Andy’s right hand man at the Forge is Darrell Massey. A Mountain View native, Massey supervises the shipping and finishing area of the operation.
“I enjoy the daily challenges of meeting customers’ needs. When I sit down at the end of the day, I try to remember how I treated people, and I think on things I could have said or done better.”
SCI’s artisan team includes 12 master blacksmiths – a trade for which there is really no school. “Blacksmiths are a unique breed – they have strength, creativity and sort of a hardscrabble mentality,” says Baker, of third- and fourth-generation SCI blacksmiths like Daniel Wade, Jerry Richardson and his son, Chris.
The newest blacksmith on the team, Kimberly Youngblood, brings less brute force and more sheer finesse and artisanship to the job.
“She worked for one of our other companies and told me she’d like to be a blacksmith,” Corky said. “We gave her a role as a blacksmith apprentice, and within five months, she was producing smaller, more delicate work so beautifully.”
“I find it fascinating to be involved in the preservation of an ancient trade like blacksmithing,” says Youngblood.
A WELCOMING PLACE
Two miles away from the Forge, SCI’s showroom store (“The Galleria”) and restaurant (“The Portico”) are housed in a 1928 stone building listed on the state’s historical registry. The Portico, open since 2013, provides another place for people to eat in this small town. General Manager Bryan Fiveash spends his days there, introducing people to the products and cultivating new customer relationships.
“For seven of 10 customers that come in, our product line is brand new,” he said. “They’re pleasantly surprised at what we do, how we do it and our level of craftsmanship. People tell me they would expect to see a store like this in D.C. or New York. They like to find us here, with fine products made right here in town.”
A Florida native, Fiveash loves Mountain View. He and his wife, a southern Arkansas native, relocated from nearby Heber Springs.
“Life is relaxed, and this is a wonderful place to raise our kids, enjoy nature, the music and all the wonderful nuances of small town life.”

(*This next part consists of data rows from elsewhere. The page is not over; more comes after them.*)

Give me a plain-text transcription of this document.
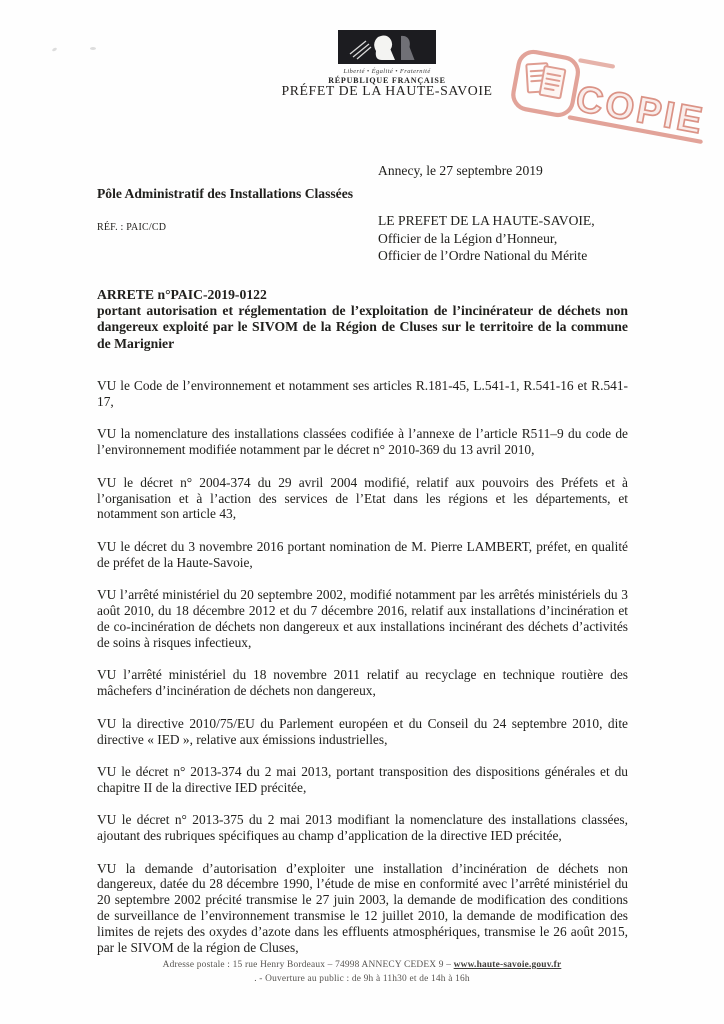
Liberté • Égalité • Fraternité
RÉPUBLIQUE FRANÇAISE
PRÉFET DE LA HAUTE-SAVOIE	COPIE
Annecy, le 27 septembre 2019
Pôle Administratif des Installations Classées
RÉF. : PAIC/CD	LE PREFET DE LA HAUTE-SAVOIE,
Officier de la Légion d’Honneur,
Officier de l’Ordre National du Mérite
ARRETE n°PAIC-2019-0122
portant autorisation et réglementation de l’exploitation de l’incinérateur de déchets non dangereux exploité par le SIVOM de la Région de Cluses sur le territoire de la commune de Marignier

VU le Code de l’environnement et notamment ses articles R.181-45, L.541-1, R.541-16 et R.541-17,

VU la nomenclature des installations classées codifiée à l’annexe de l’article R511–9 du code de l’environnement modifiée notamment par le décret n° 2010-369 du 13 avril 2010,

VU le décret n° 2004-374 du 29 avril 2004 modifié, relatif aux pouvoirs des Préfets et à l’organisation et à l’action des services de l’Etat dans les régions et les départements, et notamment son article 43,

VU le décret du 3 novembre 2016 portant nomination de M. Pierre LAMBERT, préfet, en qualité de préfet de la Haute-Savoie,

VU l’arrêté ministériel du 20 septembre 2002, modifié notamment par les arrêtés ministériels du 3 août 2010, du 18 décembre 2012 et du 7 décembre 2016, relatif aux installations d’incinération et de co-incinération de déchets non dangereux et aux installations incinérant des déchets d’activités de soins à risques infectieux,

VU l’arrêté ministériel du 18 novembre 2011 relatif au recyclage en technique routière des mâchefers d’incinération de déchets non dangereux,

VU la directive 2010/75/EU du Parlement européen et du Conseil du 24 septembre 2010, dite directive « IED », relative aux émissions industrielles,

VU le décret n° 2013-374 du 2 mai 2013, portant transposition des dispositions générales et du chapitre II de la directive IED précitée,

VU le décret n° 2013-375 du 2 mai 2013 modifiant la nomenclature des installations classées, ajoutant des rubriques spécifiques au champ d’application de la directive IED précitée,

VU la demande d’autorisation d’exploiter une installation d’incinération de déchets non dangereux, datée du 28 décembre 1990, l’étude de mise en conformité avec l’arrêté ministériel du 20 septembre 2002 précité transmise le 27 juin 2003, la demande de modification des conditions de surveillance de l’environnement transmise le 12 juillet 2010, la demande de modification des limites de rejets des oxydes d’azote dans les effluents atmosphériques, transmise le 26 août 2015, par le SIVOM de la région de Cluses,

Adresse postale : 15 rue Henry Bordeaux – 74998 ANNECY CEDEX 9 – www.haute-savoie.gouv.fr
. - Ouverture au public : de 9h à 11h30 et de 14h à 16h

As beloved as it is, Mountain View is no metropolis, and while that’s kind of the point, it means there is not a large, local customer base. Yet Stone County Ironworks survives, even thrives, in a small town that qualifies as a Historically Underutilized Business Zone (HUBZone).
“It’s an active choice to be here. We’ve had opportunities to move, but there are things that keep us here. For one thing, it would be difficult to find the craftsmanship, the artisan community that is here,” Andy said.
The Bakers work with the Mountain View Chamber of Commerce to advance the effort to recruit crafters and makers.
“Rather than trying to get massive industry to move in here, the chamber is focused on growing businesses from the grassroots up – from the dreams that people here have. We’d rather try to get them to step out into entrepreneurism – take the risk, take the plunge,” said Corky , the chamber’s current president while Andy is its vice president.
The Bakers want to use the lessons from their ancestry – both inherited and created – to help people discover their own passions and apply them to a product or business that can sustain an income for themselves and others.